By Lee Turpitt, Head of Projectors Division at Casio
The turning point for 4K has been the ability to make it accessible by both lowering the price and increasing efficiency of power consumption in 4K displays. This ensures they can achieve total cost of ownership that reflects the standards of investment in higher education establishments and delivers the picture quality and viewing standard today’s undergraduates expect. The use of 4K content is expected to grow from less than 10% to approximately 40% by 2020 and this applies in higher education throughout all departments and subjects.
In February we launched our first 4K Ultra HD projector featuring 5,000 lumen brightness; the Large Venue XJ-L8300HN, producing a 4K projector that doesn’t require replacement lamps and is very power efficient, in line with trends in the market.
The improvement in resolution of the media being produced on people’s phones and devices is also impacting the market. Multiple smartphone models with 4K displays debuted at CES this year, and 4K is now ubiquitous in laptops and tablets. The students using your facilities now have technology in their hands which has a higher resolution than many of the facilities on campus.

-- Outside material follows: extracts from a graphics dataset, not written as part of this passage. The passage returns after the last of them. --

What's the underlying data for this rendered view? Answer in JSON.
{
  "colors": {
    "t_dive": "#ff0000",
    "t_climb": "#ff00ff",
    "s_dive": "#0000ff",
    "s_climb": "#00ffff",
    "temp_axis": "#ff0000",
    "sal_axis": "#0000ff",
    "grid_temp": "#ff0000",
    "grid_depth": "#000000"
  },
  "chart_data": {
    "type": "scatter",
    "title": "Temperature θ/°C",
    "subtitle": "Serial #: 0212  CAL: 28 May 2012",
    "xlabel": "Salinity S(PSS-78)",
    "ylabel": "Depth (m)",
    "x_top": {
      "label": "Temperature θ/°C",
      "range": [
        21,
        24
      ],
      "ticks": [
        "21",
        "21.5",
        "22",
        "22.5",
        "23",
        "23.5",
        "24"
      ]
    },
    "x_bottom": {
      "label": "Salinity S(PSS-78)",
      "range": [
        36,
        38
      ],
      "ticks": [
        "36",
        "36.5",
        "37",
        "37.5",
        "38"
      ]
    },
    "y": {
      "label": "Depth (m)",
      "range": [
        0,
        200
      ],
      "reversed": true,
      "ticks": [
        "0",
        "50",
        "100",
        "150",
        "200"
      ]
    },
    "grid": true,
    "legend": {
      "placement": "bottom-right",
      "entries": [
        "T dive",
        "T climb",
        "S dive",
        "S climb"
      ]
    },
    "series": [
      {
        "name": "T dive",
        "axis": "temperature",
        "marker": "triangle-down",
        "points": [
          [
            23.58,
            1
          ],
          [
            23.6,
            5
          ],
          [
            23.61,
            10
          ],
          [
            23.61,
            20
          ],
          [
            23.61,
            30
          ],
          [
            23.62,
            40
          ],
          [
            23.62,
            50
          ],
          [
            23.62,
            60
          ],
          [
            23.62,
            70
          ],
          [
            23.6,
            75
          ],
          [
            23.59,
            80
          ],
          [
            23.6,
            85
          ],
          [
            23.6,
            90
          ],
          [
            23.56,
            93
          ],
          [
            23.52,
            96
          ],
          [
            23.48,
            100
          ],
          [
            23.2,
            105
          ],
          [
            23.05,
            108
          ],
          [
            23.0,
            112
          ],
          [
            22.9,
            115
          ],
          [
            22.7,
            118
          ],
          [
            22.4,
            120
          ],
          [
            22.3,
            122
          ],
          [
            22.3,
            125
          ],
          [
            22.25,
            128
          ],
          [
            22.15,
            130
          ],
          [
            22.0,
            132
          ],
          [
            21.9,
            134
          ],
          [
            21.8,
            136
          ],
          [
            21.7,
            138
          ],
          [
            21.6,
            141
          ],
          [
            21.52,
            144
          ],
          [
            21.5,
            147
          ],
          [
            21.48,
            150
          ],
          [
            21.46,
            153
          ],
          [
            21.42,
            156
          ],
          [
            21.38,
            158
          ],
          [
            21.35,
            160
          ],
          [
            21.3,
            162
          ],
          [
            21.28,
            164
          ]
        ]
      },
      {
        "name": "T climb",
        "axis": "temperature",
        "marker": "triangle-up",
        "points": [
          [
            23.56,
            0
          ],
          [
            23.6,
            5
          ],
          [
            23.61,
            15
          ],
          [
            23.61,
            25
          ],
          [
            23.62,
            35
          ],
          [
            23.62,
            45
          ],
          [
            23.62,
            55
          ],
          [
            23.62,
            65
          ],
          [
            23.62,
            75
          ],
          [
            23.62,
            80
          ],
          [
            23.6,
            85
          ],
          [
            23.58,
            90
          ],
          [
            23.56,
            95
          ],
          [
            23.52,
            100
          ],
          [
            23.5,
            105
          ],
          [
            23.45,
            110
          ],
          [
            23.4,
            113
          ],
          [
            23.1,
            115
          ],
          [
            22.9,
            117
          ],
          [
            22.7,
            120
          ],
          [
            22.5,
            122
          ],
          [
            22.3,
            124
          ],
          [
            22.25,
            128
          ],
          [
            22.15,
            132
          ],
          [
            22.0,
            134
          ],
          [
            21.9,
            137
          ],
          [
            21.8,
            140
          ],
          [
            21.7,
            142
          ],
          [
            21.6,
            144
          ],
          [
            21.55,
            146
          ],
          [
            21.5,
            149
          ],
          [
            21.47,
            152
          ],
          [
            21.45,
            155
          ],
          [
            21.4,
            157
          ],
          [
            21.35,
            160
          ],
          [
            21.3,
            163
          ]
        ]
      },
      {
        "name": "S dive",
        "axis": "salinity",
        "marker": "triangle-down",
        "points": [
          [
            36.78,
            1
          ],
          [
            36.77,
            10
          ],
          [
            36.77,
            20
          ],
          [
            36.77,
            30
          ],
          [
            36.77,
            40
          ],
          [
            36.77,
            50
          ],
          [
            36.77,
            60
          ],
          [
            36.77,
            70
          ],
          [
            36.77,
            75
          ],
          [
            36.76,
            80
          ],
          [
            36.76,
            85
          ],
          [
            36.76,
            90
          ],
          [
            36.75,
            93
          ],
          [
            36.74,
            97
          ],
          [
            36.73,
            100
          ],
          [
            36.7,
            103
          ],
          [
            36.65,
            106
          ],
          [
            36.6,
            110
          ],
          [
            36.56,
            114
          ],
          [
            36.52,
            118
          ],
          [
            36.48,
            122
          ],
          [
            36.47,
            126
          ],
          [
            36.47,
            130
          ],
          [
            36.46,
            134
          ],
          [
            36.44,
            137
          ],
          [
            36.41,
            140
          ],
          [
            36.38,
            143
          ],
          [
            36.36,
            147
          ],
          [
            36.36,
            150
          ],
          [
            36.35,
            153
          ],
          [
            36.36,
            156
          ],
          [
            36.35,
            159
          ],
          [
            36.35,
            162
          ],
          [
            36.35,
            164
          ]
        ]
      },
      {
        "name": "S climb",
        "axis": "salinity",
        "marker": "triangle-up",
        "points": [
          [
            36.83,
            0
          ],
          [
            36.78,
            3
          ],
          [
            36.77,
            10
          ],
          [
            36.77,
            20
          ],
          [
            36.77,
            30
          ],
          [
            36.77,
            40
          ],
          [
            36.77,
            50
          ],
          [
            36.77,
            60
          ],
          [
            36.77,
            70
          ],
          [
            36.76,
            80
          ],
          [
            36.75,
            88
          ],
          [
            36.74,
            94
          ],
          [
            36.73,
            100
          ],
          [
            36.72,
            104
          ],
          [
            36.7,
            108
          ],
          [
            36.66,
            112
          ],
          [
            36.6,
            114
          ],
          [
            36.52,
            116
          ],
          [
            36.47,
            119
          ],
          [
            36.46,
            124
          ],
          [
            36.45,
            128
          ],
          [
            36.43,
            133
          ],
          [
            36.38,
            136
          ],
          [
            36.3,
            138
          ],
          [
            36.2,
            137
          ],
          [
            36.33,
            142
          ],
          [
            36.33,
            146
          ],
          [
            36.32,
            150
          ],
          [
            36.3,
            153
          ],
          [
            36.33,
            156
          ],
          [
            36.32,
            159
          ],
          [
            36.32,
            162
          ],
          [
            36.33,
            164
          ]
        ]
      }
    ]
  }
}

The use of 4K content is expected to grow from less than 10% to approximately 40% by 2020 and this applies in higher education throughout all departments and subjects
But do universities need 4K-enabled technologies? The need for a 4K projector can be ascertained by looking at the distance at which the content is being viewed, as well as the content itself.
The requirement for multiple sources with the proliferation of BYOD for lectures is a critical factor, as is the expectation of millennials for a great picture quality. Most importantly though students are producing their own 4K content with presentations, films and content used across most departments and disciplines, so this is no longer a question of future-proofing your investment, the future is now.